United States Navy admiral (1918–2016)

Eugene Robert LaRocque (June 29, 1918 – October 31, 2016) was a rear admiral of the US Navy. He founded the Center for Defense Information in 1971.

==Early life==
La Rocque was born in Kankakee, Illinois, in 1918 and began his naval service in 1940. When the attack on Pearl Harbor was carried out, he was serving on the USS Macdonough. He participated in 13 major battles during World War II and worked for seven years in the Strategic Plans Directorate of the Joint Chiefs of Staff. In the Battle of Kwajalein, he was the first man to go ashore in the landings at Roi-Namur.

As a lieutenant commander, La Rocque was the commanding officer of USS Solar, destroyed on April 30, 1946, in an explosion in loading torpex at Naval Ammunition Depot, Earle (now Naval Weapons Station, Earle), New Jersey. Five enlisted men and one officer were killed, with 125 others wounded.

==Activism==
He retired in 1972 and was disillusioned over the Vietnam War. La Rocque and his colleagues testified before the US Congress, frequently appeared in the media, and consulted many national and international political leaders.
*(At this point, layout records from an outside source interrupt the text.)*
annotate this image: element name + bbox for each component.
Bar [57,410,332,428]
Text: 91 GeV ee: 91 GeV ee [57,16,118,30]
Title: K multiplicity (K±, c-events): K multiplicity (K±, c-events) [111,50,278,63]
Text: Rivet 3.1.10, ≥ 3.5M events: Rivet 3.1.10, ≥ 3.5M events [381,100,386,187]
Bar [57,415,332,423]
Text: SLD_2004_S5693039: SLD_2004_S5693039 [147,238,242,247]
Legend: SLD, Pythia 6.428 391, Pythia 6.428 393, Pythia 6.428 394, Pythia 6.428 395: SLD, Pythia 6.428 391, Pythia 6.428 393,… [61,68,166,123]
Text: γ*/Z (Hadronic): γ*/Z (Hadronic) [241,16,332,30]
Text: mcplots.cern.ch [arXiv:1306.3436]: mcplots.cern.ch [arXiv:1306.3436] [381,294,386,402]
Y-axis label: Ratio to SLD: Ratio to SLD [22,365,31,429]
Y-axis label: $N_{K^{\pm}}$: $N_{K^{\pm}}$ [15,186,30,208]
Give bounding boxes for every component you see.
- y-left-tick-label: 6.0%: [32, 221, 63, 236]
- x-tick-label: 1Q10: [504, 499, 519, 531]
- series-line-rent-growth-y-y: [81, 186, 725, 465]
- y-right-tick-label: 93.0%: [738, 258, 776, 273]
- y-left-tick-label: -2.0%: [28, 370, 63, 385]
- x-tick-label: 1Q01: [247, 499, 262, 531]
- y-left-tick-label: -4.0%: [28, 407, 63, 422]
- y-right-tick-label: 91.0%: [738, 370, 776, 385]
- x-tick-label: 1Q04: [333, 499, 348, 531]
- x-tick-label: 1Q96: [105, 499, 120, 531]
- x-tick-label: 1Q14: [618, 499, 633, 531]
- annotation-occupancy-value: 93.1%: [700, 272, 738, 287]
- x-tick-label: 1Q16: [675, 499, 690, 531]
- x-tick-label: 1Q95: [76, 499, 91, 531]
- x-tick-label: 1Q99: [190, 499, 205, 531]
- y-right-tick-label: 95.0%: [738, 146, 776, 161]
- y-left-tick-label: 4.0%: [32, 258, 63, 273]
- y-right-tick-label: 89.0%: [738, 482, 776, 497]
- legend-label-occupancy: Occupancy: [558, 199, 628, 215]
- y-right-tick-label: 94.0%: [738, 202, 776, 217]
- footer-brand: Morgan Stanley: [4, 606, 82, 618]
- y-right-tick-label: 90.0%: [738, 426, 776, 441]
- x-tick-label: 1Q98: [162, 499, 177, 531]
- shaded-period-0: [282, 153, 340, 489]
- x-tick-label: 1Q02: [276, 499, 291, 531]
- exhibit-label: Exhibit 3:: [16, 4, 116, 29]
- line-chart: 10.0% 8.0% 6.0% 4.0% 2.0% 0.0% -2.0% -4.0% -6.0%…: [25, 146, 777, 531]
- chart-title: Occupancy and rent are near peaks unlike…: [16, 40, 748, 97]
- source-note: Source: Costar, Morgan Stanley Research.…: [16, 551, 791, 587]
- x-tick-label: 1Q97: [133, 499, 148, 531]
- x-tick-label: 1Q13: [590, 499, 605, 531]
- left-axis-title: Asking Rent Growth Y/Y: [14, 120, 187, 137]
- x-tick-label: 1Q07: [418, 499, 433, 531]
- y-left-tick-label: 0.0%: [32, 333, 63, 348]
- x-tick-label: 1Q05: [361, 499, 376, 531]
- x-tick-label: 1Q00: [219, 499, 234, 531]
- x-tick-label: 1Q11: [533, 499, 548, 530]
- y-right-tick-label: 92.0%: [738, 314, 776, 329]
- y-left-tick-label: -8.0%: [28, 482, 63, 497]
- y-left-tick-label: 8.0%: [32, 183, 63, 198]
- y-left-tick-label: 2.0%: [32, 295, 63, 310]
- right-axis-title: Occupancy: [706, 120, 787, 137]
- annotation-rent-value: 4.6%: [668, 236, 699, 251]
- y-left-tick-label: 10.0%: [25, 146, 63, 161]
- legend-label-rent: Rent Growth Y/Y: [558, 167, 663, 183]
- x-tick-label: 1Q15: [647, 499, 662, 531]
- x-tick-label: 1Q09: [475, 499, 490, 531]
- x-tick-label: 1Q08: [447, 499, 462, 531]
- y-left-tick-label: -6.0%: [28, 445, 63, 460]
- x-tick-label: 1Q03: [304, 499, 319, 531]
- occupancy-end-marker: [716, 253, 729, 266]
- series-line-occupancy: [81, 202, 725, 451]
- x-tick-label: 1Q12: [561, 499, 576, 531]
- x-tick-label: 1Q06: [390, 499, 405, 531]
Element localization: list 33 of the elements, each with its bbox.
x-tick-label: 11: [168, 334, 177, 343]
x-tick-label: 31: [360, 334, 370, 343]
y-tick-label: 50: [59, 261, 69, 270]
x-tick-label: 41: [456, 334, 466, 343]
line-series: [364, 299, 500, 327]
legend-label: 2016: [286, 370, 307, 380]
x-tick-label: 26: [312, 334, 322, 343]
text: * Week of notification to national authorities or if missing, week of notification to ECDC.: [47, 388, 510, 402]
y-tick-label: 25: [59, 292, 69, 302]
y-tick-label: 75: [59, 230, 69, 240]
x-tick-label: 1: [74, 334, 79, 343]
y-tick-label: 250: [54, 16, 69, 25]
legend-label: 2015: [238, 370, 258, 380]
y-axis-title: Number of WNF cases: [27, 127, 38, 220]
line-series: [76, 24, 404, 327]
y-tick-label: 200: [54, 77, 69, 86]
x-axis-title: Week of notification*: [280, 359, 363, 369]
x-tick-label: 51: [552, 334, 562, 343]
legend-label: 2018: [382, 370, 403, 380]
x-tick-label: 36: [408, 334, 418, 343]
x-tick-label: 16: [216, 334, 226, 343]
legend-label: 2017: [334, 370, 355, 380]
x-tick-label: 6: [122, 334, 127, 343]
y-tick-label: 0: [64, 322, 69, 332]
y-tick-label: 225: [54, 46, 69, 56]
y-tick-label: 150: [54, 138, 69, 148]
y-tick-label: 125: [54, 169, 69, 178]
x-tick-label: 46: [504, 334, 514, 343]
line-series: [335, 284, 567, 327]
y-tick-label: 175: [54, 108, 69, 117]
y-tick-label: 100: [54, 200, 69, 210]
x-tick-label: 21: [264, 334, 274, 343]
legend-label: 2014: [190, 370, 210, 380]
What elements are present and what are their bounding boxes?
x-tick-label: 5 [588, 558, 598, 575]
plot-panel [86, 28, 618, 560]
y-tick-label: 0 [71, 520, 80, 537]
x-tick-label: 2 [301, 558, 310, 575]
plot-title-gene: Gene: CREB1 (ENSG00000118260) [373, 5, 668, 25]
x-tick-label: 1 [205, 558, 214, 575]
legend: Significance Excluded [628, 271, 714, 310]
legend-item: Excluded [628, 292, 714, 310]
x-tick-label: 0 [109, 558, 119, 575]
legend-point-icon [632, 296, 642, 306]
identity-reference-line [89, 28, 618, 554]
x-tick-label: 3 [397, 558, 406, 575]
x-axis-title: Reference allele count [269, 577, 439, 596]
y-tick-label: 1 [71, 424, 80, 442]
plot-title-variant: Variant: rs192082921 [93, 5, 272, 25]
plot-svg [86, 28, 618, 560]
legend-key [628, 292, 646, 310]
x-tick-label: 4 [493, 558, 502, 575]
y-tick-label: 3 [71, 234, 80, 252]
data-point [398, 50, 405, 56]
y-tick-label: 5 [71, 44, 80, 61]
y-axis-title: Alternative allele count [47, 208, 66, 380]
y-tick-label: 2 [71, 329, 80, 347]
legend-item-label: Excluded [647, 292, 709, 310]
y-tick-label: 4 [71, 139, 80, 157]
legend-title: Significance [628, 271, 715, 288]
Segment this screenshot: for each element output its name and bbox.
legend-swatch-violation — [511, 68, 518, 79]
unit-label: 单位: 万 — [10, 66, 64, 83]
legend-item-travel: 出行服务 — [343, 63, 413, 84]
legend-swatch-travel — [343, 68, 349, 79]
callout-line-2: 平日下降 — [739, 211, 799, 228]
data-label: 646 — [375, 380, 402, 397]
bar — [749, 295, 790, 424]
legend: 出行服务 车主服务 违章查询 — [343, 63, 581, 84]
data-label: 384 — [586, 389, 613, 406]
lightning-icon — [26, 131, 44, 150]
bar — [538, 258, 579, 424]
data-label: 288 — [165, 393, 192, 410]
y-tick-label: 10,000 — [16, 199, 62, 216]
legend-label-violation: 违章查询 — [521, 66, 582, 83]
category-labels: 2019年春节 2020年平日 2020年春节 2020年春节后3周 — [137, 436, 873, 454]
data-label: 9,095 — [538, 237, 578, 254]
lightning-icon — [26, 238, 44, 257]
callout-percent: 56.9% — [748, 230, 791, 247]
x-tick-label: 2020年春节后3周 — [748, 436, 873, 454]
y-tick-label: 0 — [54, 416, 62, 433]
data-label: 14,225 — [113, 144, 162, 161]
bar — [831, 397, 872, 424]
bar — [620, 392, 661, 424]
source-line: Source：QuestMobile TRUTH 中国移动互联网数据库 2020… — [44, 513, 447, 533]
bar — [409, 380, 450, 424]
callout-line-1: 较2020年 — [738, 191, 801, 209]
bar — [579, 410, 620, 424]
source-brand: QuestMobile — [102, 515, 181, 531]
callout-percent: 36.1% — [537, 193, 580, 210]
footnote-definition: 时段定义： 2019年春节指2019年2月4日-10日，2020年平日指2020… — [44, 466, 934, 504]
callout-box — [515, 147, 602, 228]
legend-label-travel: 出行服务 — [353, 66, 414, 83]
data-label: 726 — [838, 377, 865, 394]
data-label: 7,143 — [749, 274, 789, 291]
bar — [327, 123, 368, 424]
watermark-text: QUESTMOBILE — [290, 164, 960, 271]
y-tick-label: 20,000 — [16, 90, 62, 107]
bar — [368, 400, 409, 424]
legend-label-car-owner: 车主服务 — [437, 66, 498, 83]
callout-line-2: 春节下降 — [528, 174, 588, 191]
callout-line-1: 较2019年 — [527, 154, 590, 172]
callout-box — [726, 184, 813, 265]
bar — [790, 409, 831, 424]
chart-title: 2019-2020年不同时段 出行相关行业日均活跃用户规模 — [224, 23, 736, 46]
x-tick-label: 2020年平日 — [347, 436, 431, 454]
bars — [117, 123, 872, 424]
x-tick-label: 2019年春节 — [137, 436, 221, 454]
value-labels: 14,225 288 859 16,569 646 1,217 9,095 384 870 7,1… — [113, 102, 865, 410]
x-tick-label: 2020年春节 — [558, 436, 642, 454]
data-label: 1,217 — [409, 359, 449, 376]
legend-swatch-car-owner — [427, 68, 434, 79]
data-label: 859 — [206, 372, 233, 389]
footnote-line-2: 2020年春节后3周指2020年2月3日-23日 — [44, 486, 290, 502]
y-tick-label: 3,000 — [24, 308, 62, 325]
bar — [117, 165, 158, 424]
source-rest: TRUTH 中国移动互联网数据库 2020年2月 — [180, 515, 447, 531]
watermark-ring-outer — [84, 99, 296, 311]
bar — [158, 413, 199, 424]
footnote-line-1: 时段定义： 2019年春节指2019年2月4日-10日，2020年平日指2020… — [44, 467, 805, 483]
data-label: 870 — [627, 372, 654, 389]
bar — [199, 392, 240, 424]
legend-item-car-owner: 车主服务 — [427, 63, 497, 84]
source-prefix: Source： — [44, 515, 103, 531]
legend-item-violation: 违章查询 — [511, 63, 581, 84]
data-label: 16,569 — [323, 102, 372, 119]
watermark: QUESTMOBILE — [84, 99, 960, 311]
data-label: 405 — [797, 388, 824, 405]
In the 1980s, La Rocque founded a weekly public affairs television program, America's Defense Monitor. In 1974, he stated that in his experience, any ship that is capable of carrying nuclear weapons carries them and does not off-load them in foreign ports. That statement directly conflicted with the US Department of Defense's policy that it would "neither confirm nor deny" (NC/ND) on such weapons and sparked controversy in Japan, which has had a non-nuclear policy since World War II.

He was elected to the Common Cause National Governing Board in 1982.

He made an appearance playing himself as a news broadcast contributor in the 1984 made-for-TV drama Countdown to Looking Glass, a cautionary fictionalization of a potential escalation scenario towards worldwide nuclear war.

==Personal life==
La Rocque had three children (John La Rocque, James La Rocque, and Annette La Rocque Fitzsimmons) with Sally Fox, whom he had been married 32 years before her death, in 1978. In 1980, he married Washington businesswoman Lillian Kerekes Danchik, who died in 1994, which left his two stepsons (Howard and Roger Danchik) from her first marriage.

==Death==
LaRocque died in Washington, DC, at the age of 98. He is buried at Arlington National Cemetery.